The garbage would have a better scent she thought to herself, it was a long time since it had been collected and the stench of fish guts and babies nappies trailed through the walkways like a cancer.  Tomorrow the air would be cleaner, the concrete washed of muck and the flower pots washed down and flowers fed.

A crack of thunder lit the horizon and the lights went out.  She sat watching the shadows of the trees in the distance bending, as beaten by the relentless and torrential storm.  Behind her door she heard the unmistakable crash of gates closing and further in the distance cries from the murky shadows.  She watched through her prison window and thought about the fresh dawn of tomorrow.



The Reading


Daily Word Prompt – Playful

The energy was different, almost playful she thought, she couldn’t quite work it out.  Sparks flew through the air in magical colours, dancing and twirling in the light.  ‘I wonder’ Cassy thought as she placed the silk on the table and laid out the tools of her trade.  Crystal ball in the middle, tarot cards to the left, a candle to the right and a selection of crystals.

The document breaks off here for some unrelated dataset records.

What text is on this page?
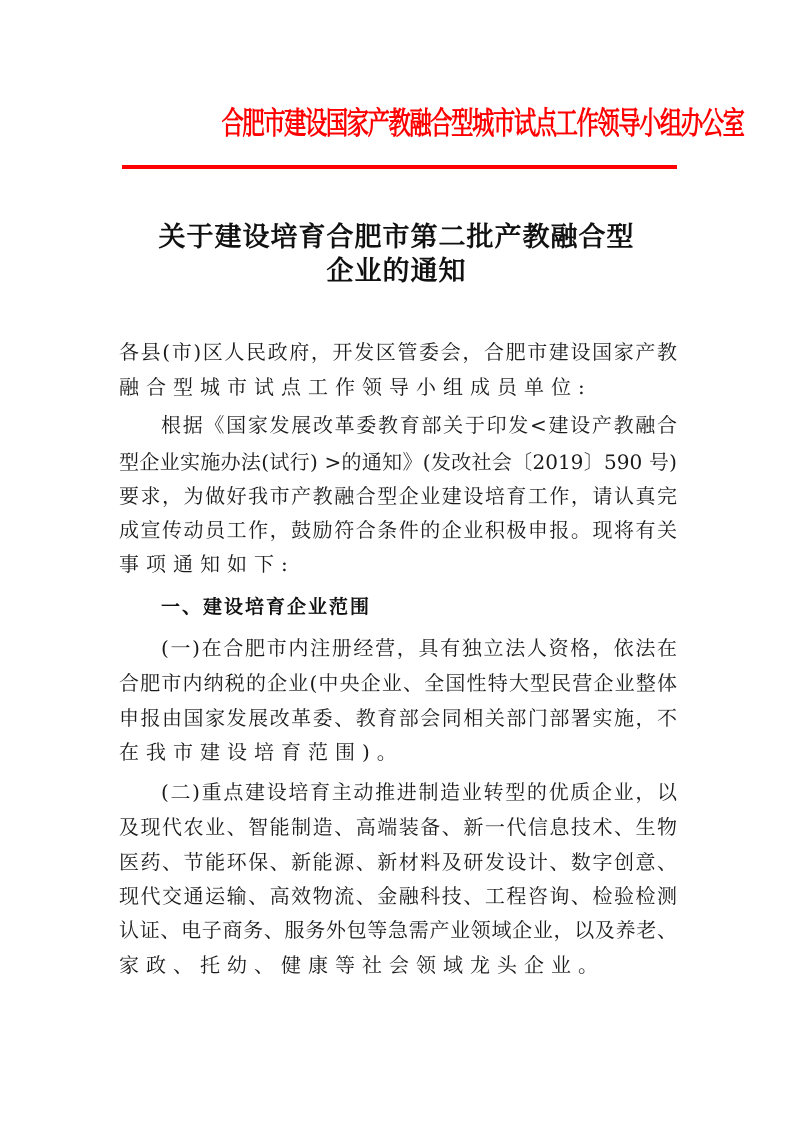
合肥市建设国家产教融合型城市试点工作领导小组办公室
关于建设培育合肥市第二批产教融合型
企业的通知
各县(市)区人民政府，开发区管委会，合肥市建设国家产教
融合型城市试点工作领导小组成员单位:
根据《国家发展改革委教育部关于印发<建设产教融合
型企业实施办法(试行) >的通知》(发改社会〔2019〕590 号)
要求，为做好我市产教融合型企业建设培育工作，请认真完
成宣传动员工作，鼓励符合条件的企业积极申报。现将有关
事项通知如下:
一、建设培育企业范围
(一)在合肥市内注册经营，具有独立法人资格，依法在
合肥市内纳税的企业(中央企业、全国性特大型民营企业整体
申报由国家发展改革委、教育部会同相关部门部署实施，不
在我市建设培育范围)。
(二)重点建设培育主动推进制造业转型的优质企业，以
及现代农业、智能制造、高端装备、新一代信息技术、生物
医药、节能环保、新能源、新材料及研发设计、数字创意、
现代交通运输、高效物流、金融科技、工程咨询、检验检测
认证、电子商务、服务外包等急需产业领域企业，以及养老、
家政、托幼、健康等社会领域龙头企业。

Today was the village fair and she had been asked if she would do some readings for charity, it was for a good cause so she willingly accepted.  Cassy hadn’t done readings for some time in public, she wasn’t sure she was up to it after the embarrassment of being called a fraud in the local paper by that reporter.   She had toyed with the request for a while when she was initially asked, but reasoned what was the harm, it was for charity anyway.

Cassy had retrieved her crystal ball and bits and pieces from the box in the back bedroom the night before.  She had put them away after the article was posted through her door, she didn’t want to be seen as the oddity in the village.  That had been several months ago and now she had been asked to get them out again.  She did hope it wasn’t just to mock, she didn’t want to ask the cards if it was a mistake to go ahead, she wasn’t even sure she could anymore.

These last few months had been difficult, the long dark evenings and on her own again.   It would be good to be out again today, mixing with people.  She would love to find some friends here in the village, to hope for anything else was beyond her wildest dreams.

The fate was well under way before Cassy had her first customer, she had been sitting head lowered in a dreamy state when someone sat down in front of her.  She looked up and caught the playful twinkle in his eyes, she held her breath for just a moment longer.   ‘I know this is just for fun, but would you give me a reading’ he said smiling across at her.  Cassy handed him the cards, knowing even before she turned them over this guy was going to be special.

The Cane

‘Your just too soft on them’ she blurted out ‘How will they ever learn right from wrong if you always let them lull about like that?’ She wouldn’t usually have got involved but this was just too much to bare, they were out of control and downright messy to say the least. They needed boundaries, they needed to be pointed in the right direction, he just wasn’t doing them any favours at all.

Last year they had lined up neatly, bowed their heads, they were a delight to see. Today they looked a mess, there was no uniform and they were beyond control just sprawling on the ground as they were. It was disgraceful and more than that it wasn’t fair that she had to look out at them all day!

Frank didn’t say anything, just chewed on that cigar butt and looked out over the garden. He had switched off, he wasn’t listening, she would have to show him it was the only way he would get it. She didn’t want to appear cruel telling him how horrid they were but you had to be cruel to be kind and he needed some help.

Sandra disappeared into the kitchen, returning moments later with a book in her hand. This will help, just follow the instructions and use the cane like it says, if you do what it says you will have a fine, tidy line of perfect green beans in no time at all’.